En un seminario previo, se abordó el reposicionamiento de fármacos inhibidores de la acetilcolinesterasa como potenciales tratamientos para la leishmaniasis canina, con el objetivo de superar limitaciones actuales como la prolongada duración de los tratamientos, las recidivas y el desarrollo de resistencia.
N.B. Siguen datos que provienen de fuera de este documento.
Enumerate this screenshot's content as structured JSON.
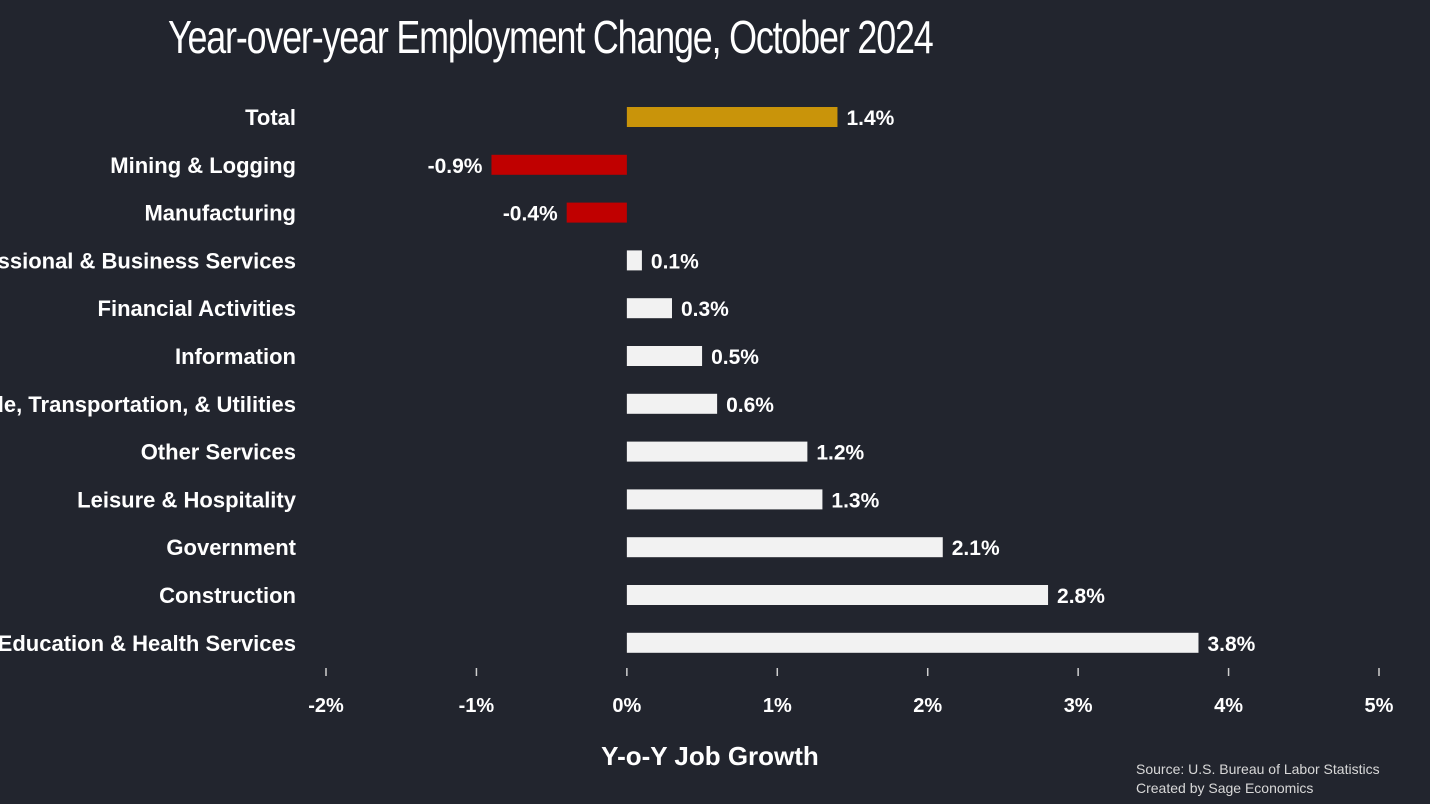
{
  "chart_data": {
    "type": "bar",
    "orientation": "horizontal",
    "title": "Year-over-year Employment Change, October 2024",
    "xlabel": "Y-o-Y Job Growth",
    "ylabel": "",
    "xlim": [
      -2,
      5
    ],
    "x_ticks": [
      "-2%",
      "-1%",
      "0%",
      "1%",
      "2%",
      "3%",
      "4%",
      "5%"
    ],
    "grid": false,
    "categories": [
      "Total",
      "Mining & Logging",
      "Manufacturing",
      "Professional & Business Services",
      "Financial Activities",
      "Information",
      "Trade, Transportation, & Utilities",
      "Other Services",
      "Leisure & Hospitality",
      "Government",
      "Construction",
      "Education & Health Services"
    ],
    "values": [
      1.4,
      -0.9,
      -0.4,
      0.1,
      0.3,
      0.5,
      0.6,
      1.2,
      1.3,
      2.1,
      2.8,
      3.8
    ],
    "value_labels": [
      "1.4%",
      "-0.9%",
      "-0.4%",
      "0.1%",
      "0.3%",
      "0.5%",
      "0.6%",
      "1.2%",
      "1.3%",
      "2.1%",
      "2.8%",
      "3.8%"
    ],
    "colors": {
      "total": "#c9940a",
      "negative": "#c00000",
      "positive": "#f2f2f2",
      "background": "#22252e"
    }
  },
  "source": {
    "line1": "Source: U.S. Bureau of Labor Statistics",
    "line2": "Created by Sage Economics"
  }
}
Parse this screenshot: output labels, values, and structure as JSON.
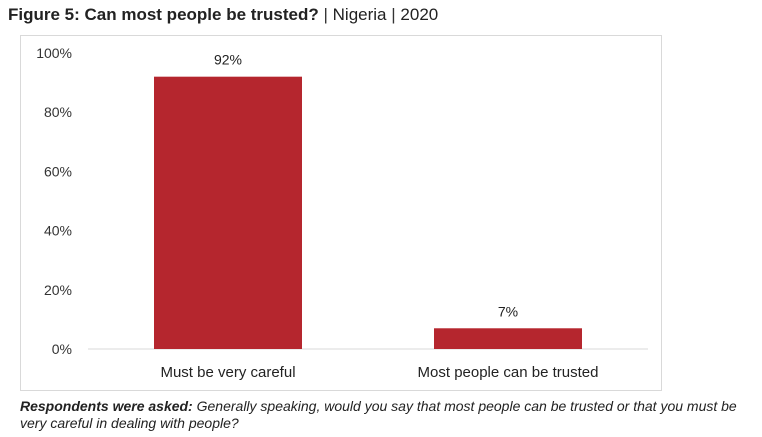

En ensayos in vitro, clorhidrato de donepecilo y tartrato de rivastigmina mostraron mayor actividad antiparasitaria, mientras que el alopurinol presentó menor potencia pero un perfil de baja toxicidad celular, posicionándose como un candidato con ventajas en términos de seguridad. Asimismo, el análisis de combinaciones reveló efectos dependientes de la proporción, incluyendo interacciones sinérgicas, lo que sugiere la posibilidad de optimizar esquemas terapéuticos.
En el marco de una colaboración con los ensayos in vivo realizados por la Lic. Occhionero (Chely), se abordará el desarrollo de un score para la evaluación del progreso de heridas en un modelo murino. Esta herramienta propone una forma más objetiva y estandarizada de medir la evolución de lesiones, con potencial aplicación en modelos de leishmaniasis cutánea.